The Suffering Church
Dear Friends,
How do you feel about putting those two words together: “suffering” and “church”? It seems to me that it feels unnatural and abnormal. The suffering church is other Christians in other places and at other times. It isn’t us here now, so it cannot be normal! Yet, the New Testament would have us believe otherwise. As we were reminded at our recent Weekend at Home, Christians are “aliens and strangers in the world” who can expect to “suffer grief in all kinds of trials” (1 Peter 2:11, 1:6). The suffering church, apparently, is the normal church – and we are the abnormal ones!
That perspective is borne out in news from around the world today. Let me give you a sample from the August edition of Evangelicals Now. On July 1st, in Kenya, 17 people (3 of them children) were killed and scores wounded in a gun and grenade attack on two churches during their Sunday services. In June, two members of the security forces in Laos were discharged from their posts when they became Christians.

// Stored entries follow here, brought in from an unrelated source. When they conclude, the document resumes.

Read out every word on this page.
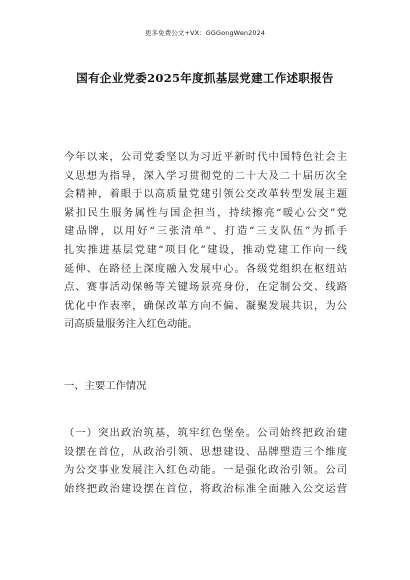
更多免费公文+VX：GGGongWen2024
国有企业党委2025年度抓基层党建工作述职报告
今年以来，公司党委坚以为习近平新时代中国特色社会主
义思想为指导，深入学习贯彻党的二十大及二十届历次全
会精神，着眼于以高质量党建引领公交改革转型发展主题
紧扣民生服务属性与国企担当，持续擦亮“暖心公交”党
建品牌，以用好“三张清单”、打造“三支队伍”为抓手
扎实推进基层党建“项目化”建设，推动党建工作向一线
延伸、在路径上深度融入发展中心。各级党组织在枢纽站
点、赛事活动保畅等关键场景亮身份，在定制公交、线路
优化中作表率，确保改革方向不偏、凝聚发展共识，为公
司高质量服务注入红色动能。
一、主要工作情况
（一）突出政治筑基，筑牢红色堡垒。公司始终把政治建
设摆在首位，从政治引领、思想建设、品牌塑造三个维度
为公交事业发展注入红色动能。一是强化政治引领。公司
始终把政治建设摆在首位，将政治标准全面融入公交运营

Also in June, in Vietnam, officials destroyed two new church buildings belonging to the Hmong people and threatened to tear down a third. Meanwhile in Iran, Farshid Fathi Malayeri, who was arrested in December 2010 and sentenced in March 2012 to six years in prison, has had that sentence upheld, even though the son of one of the country’s most senior Muslim clerics has praised Farshid’s character and denounced the sentence. Let’s pray that their faith will be proved genuine through these trials, to the praise, glory and honour of Christ.